The International Monetary Fund chief said Arab countries pursuing democracy should keep up structural reforms and phase out subsidies systems that the Fund estimates cost $237 billion annually across the region.
She also said average economic growth rates of around 3 percent in the Arab world were not enough to meet the needs of a growing workforce in a region where rural poverty rates are high.
“The growth that we are seeing on average in the region at about 3 percent would have to significantly increase in order to respond to the demands of the young population that is waiting to join the job market,” Lagarde told participants at an IMF-sponsored conference in Amman.

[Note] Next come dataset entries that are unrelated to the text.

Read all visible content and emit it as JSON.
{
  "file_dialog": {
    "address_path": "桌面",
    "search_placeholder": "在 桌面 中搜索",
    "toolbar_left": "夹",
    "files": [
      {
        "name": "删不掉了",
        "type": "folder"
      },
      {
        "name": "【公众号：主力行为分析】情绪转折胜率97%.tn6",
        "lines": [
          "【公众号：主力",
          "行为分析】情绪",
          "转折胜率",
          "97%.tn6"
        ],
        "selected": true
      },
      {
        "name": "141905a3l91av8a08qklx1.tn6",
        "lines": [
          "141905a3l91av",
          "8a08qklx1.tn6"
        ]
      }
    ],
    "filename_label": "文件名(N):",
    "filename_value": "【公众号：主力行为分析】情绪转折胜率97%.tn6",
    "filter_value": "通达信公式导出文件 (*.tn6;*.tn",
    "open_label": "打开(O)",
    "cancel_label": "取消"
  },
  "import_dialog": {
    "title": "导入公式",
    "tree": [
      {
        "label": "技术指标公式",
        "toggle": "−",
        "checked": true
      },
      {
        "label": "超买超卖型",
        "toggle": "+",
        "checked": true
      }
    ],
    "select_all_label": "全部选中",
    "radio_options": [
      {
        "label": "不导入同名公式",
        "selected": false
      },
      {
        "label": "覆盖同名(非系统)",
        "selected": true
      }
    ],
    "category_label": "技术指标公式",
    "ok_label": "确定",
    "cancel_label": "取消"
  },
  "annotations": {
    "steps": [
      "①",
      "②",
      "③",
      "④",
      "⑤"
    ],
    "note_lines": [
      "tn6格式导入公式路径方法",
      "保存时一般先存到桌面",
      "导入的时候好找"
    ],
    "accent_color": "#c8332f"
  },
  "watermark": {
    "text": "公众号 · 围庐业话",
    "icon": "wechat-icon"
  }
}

“So my message is please pursue the discipline and continue this momentum of structural reform in order to capitalize on the stabilization you have obtained in order to... generate the growth that is needed to create the jobs needed,” Lagarde said.
Finance ministers from around the region agreed that reform of subsidies that take up a big chunk of their budgets’ current spending was crucial.
But they also said the social costs were a major factor preventing faster reform of their subsidy systems.
Austere policies implemented by governments pursuing IMF-guided liberal reforms have been blamed for increasing social divisions and fuelling street protests in countries across the region.
A clean bill of health from the IMF has long been crucial for aid-dependent, energy-importing Arab governments such as Tunisia, Jordan and Yemen that rely on Western donor support to held cover their budget deficits.
Jordan’s Prime Minister Abdullah Ensour said his country, which faced street unrest after 2011 and had to tackle burgeoning state spending by ending costly fuel prices, leading to civil unrest, had been forced to call on the IMF as a “doctor who gave the right prescription.”
Other officials and bankers said the IMF was only now drawing the lessons of the last few years, and rather than just cajoling aid-dependent Arab countries to meet tight fiscal targets without regard to the social costs, it was becoming more sensitive to their domestic challenges.
Lagarde said that in Jordan’s case, the IMF had relaxed its fiscal targets in a $2 billion standby agreement struck in 2012 to help the kingdom shore up its economy and mitigate the impact of a massive refugee spillover from conflict-torn Syria.
The conference, called “Building The Future”, was the first of its kind since the Arab revolts, bringing together not just ministers but also civic groups and critics of IMF policies, which they blame for some of the past unrest in their countries.
Lagarde said there were signs that the economies of countries such as Morocco, Tunisia, Jordan and Egypt were stabilizing after more than three years of unrest and political upheaval, but that more work needed to be done.
“This stabilization is fragile and needs to be consolidated by continued discipline and that momentum of reform that has already been underway without receding,” Lagarde said.